When using the both action, profiling and metric extraction are performed sequentially.
Important
MemSysExplorer GitHub Repository
Refer to the codebase for the latest update: https://github.com/duca181/MemSysExplorer/tree/apps_dev/apps/profilers/perf
To learn more about license terms and third-party attribution, refer to the 6. Licensing and Attribution page.
Required Arguments
To execute Nsight Profilers, specific arguments are required based on the chosen action. The necessary arguments are defined in the code as follows: Perf can analyze three lavels of memory: l1, l2, and l3. The level of memory to be analyzed is specified using the level argument.
@classmethod
def required_profiling_args(cls):
"""
Return required arguments for the profiling method.
"""
return ["executable", "level"]
@classmethod
def required_extract_args(cls, action):
"""
Return required arguments for the extract_metrics method.
"""
if action == "extract_metrics":
return ["report_file"]
else:
return []
Example Usage
Below are three examples of how to execute the profiling tool with different actions:
Profiling the application:
python main.py --profiler perf --action profiling --level l1 --executable ./executable
Extracting metrics from an existing report:
python main.py --profiler perf --action extract_metrics --level l1 --report_file ./report_file.ncu-rep
Performing both profiling and metric extraction:
python main.py --profiler perf --action both --level l1 --executable ./executable
Note
Perf is orgninally designed to work on Intel CPUs, so come metrics might be unavailable on other architectures.
Sample Output
This profiler generates output traces that follow the standardized format defined by the MemSysExplorer Application Interface.
Troubleshooting
If you encounter issues while running or extracting metrics using the Perf profiler, consider the following checks:
Ensure `perf` is installed and available in your environment.

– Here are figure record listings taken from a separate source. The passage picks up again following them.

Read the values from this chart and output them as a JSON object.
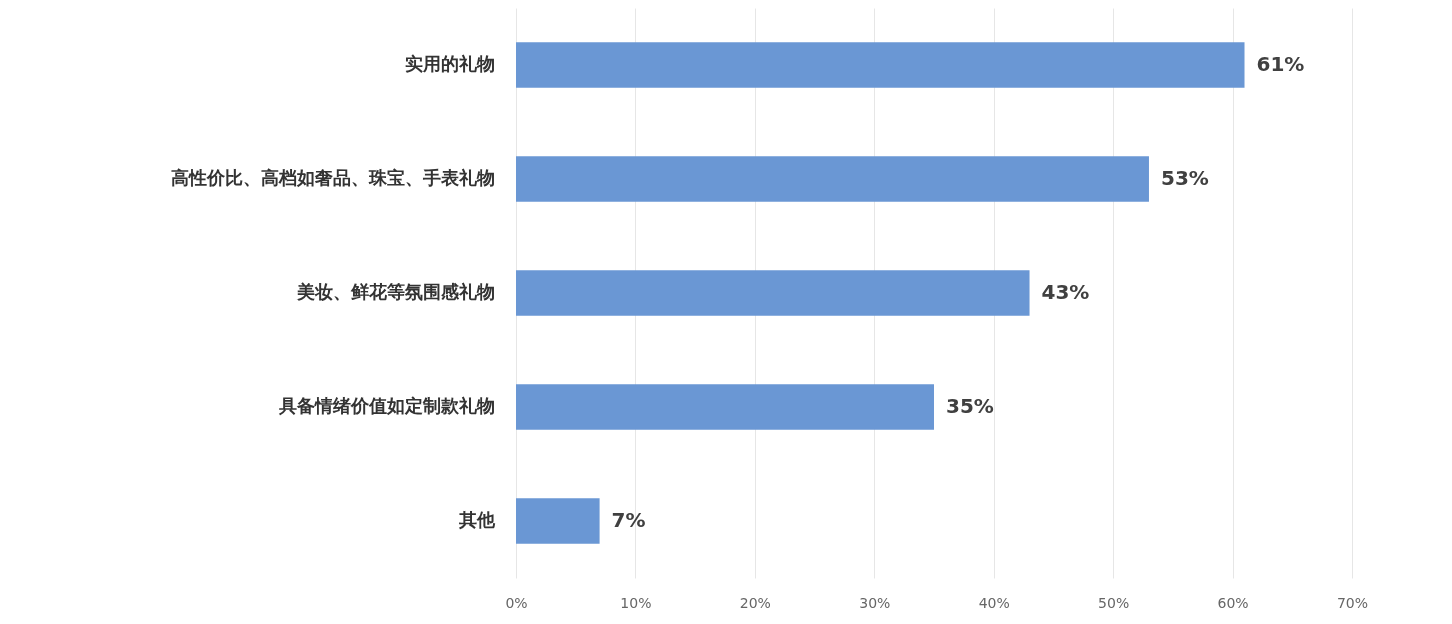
{
  "chart_data": {
    "type": "bar",
    "orientation": "horizontal",
    "categories": [
      "实用的礼物",
      "高性价比、高档如奢品、珠宝、手表礼物",
      "美妆、鲜花等氛围感礼物",
      "具备情绪价值如定制款礼物",
      "其他"
    ],
    "values": [
      61,
      53,
      43,
      35,
      7
    ],
    "value_labels": [
      "61%",
      "53%",
      "43%",
      "35%",
      "7%"
    ],
    "color": "#6a97d4",
    "xlim": [
      0,
      70
    ],
    "xticks": [
      {
        "value": 0,
        "label": "0%"
      },
      {
        "value": 10,
        "label": "10%"
      },
      {
        "value": 20,
        "label": "20%"
      },
      {
        "value": 30,
        "label": "30%"
      },
      {
        "value": 40,
        "label": "40%"
      },
      {
        "value": 50,
        "label": "50%"
      },
      {
        "value": 60,
        "label": "60%"
      },
      {
        "value": 70,
        "label": "70%"
      }
    ],
    "grid": "x"
  }
}
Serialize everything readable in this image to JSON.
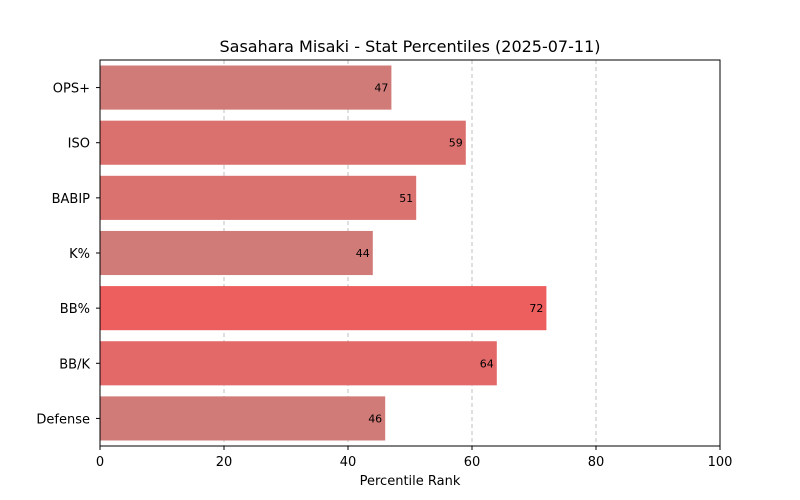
{
  "chart_data": {
    "type": "bar",
    "orientation": "horizontal",
    "title": "Sasahara Misaki - Stat Percentiles (2025-07-11)",
    "xlabel": "Percentile Rank",
    "ylabel": "",
    "xlim": [
      0,
      100
    ],
    "xticks": [
      0,
      20,
      40,
      60,
      80,
      100
    ],
    "grid": "x-axis dashed",
    "categories": [
      "OPS+",
      "ISO",
      "BABIP",
      "K%",
      "BB%",
      "BB/K",
      "Defense"
    ],
    "values": [
      47,
      59,
      51,
      44,
      72,
      64,
      46
    ],
    "colors": [
      "#d17b78",
      "#db716e",
      "#da7270",
      "#d17b78",
      "#ed5e5e",
      "#e36868",
      "#d17b78"
    ]
  }
}
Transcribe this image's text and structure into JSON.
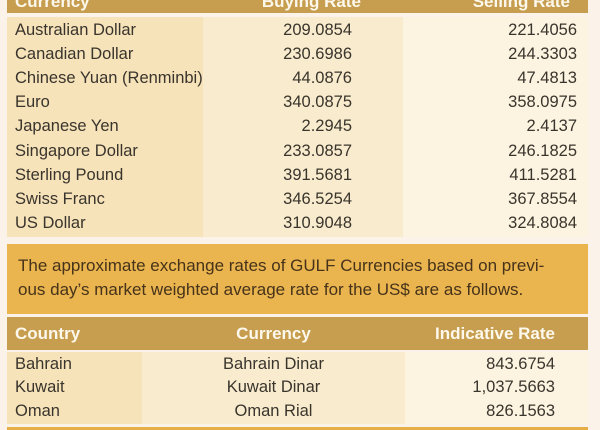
{
  "table1": {
    "header": {
      "col1": "Currency",
      "col2": "Buying Rate",
      "col3": "Selling Rate"
    },
    "rows": [
      {
        "name": "Australian Dollar",
        "buy": "209.0854",
        "sell": "221.4056"
      },
      {
        "name": "Canadian Dollar",
        "buy": "230.6986",
        "sell": "244.3303"
      },
      {
        "name": "Chinese Yuan (Renminbi)",
        "buy": "44.0876",
        "sell": "47.4813"
      },
      {
        "name": "Euro",
        "buy": "340.0875",
        "sell": "358.0975"
      },
      {
        "name": "Japanese Yen",
        "buy": "2.2945",
        "sell": "2.4137"
      },
      {
        "name": "Singapore Dollar",
        "buy": "233.0857",
        "sell": "246.1825"
      },
      {
        "name": "Sterling Pound",
        "buy": "391.5681",
        "sell": "411.5281"
      },
      {
        "name": "Swiss Franc",
        "buy": "346.5254",
        "sell": "367.8554"
      },
      {
        "name": "US Dollar",
        "buy": "310.9048",
        "sell": "324.8084"
      }
    ]
  },
  "note": {
    "line1": "The approximate exchange rates of GULF Currencies based on previ-",
    "line2": "ous day’s market weighted average rate for the US$ are as follows."
  },
  "table2": {
    "header": {
      "col1": "Country",
      "col2": "Currency",
      "col3": "Indicative Rate"
    },
    "rows": [
      {
        "country": "Bahrain",
        "currency": "Bahrain Dinar",
        "rate": "843.6754"
      },
      {
        "country": "Kuwait",
        "currency": "Kuwait Dinar",
        "rate": "1,037.5663"
      },
      {
        "country": "Oman",
        "currency": "Oman Rial",
        "rate": "826.1563"
      }
    ]
  },
  "colors": {
    "header_band": "#c79e4f",
    "note_band": "#eab44f",
    "column_tan": "#f6e3ba",
    "column_cream": "#f9ecce",
    "column_light": "#fcf4e1",
    "header_text": "#fdf8ec",
    "body_text": "#39342c",
    "note_text": "#46331a",
    "page_background": "#fbf2e9",
    "bottom_strip": "#e6ae47"
  }
}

You can verify this by running:
which perf perf --version
Check whether hardware performance counters are accessible.
On many Linux systems, user access to counters is restricted by default. You may need to reduce the kernel’s perf event restriction level:
sudo sh -c 'echo -1 > /proc/sys/kernel/perf_event_paranoid'
Alternatively, configure access with:
sudo sysctl -w kernel.perf_event_paranoid=-1
Ensure you are running on a supported architecture. MemSysExplorer’s perf integration is designed and tested primarily on Intel CPUs. Some counters may be missing or unsupported on AMD, ARM, or virtualized environments.
Check for compatibility with your Linux kernel version and `perf` version.
MemSysExplorer assumes compatibility with perf versions is above 6.x. Run:
uname -r perf --version
to check kernel and perf versions.
If the profiler fails silently or skips metrics, it’s likely due to unsupported or inaccessible counters. Consider testing a different memory level (–level l1, l2, or l3) or switching to another compatible platform.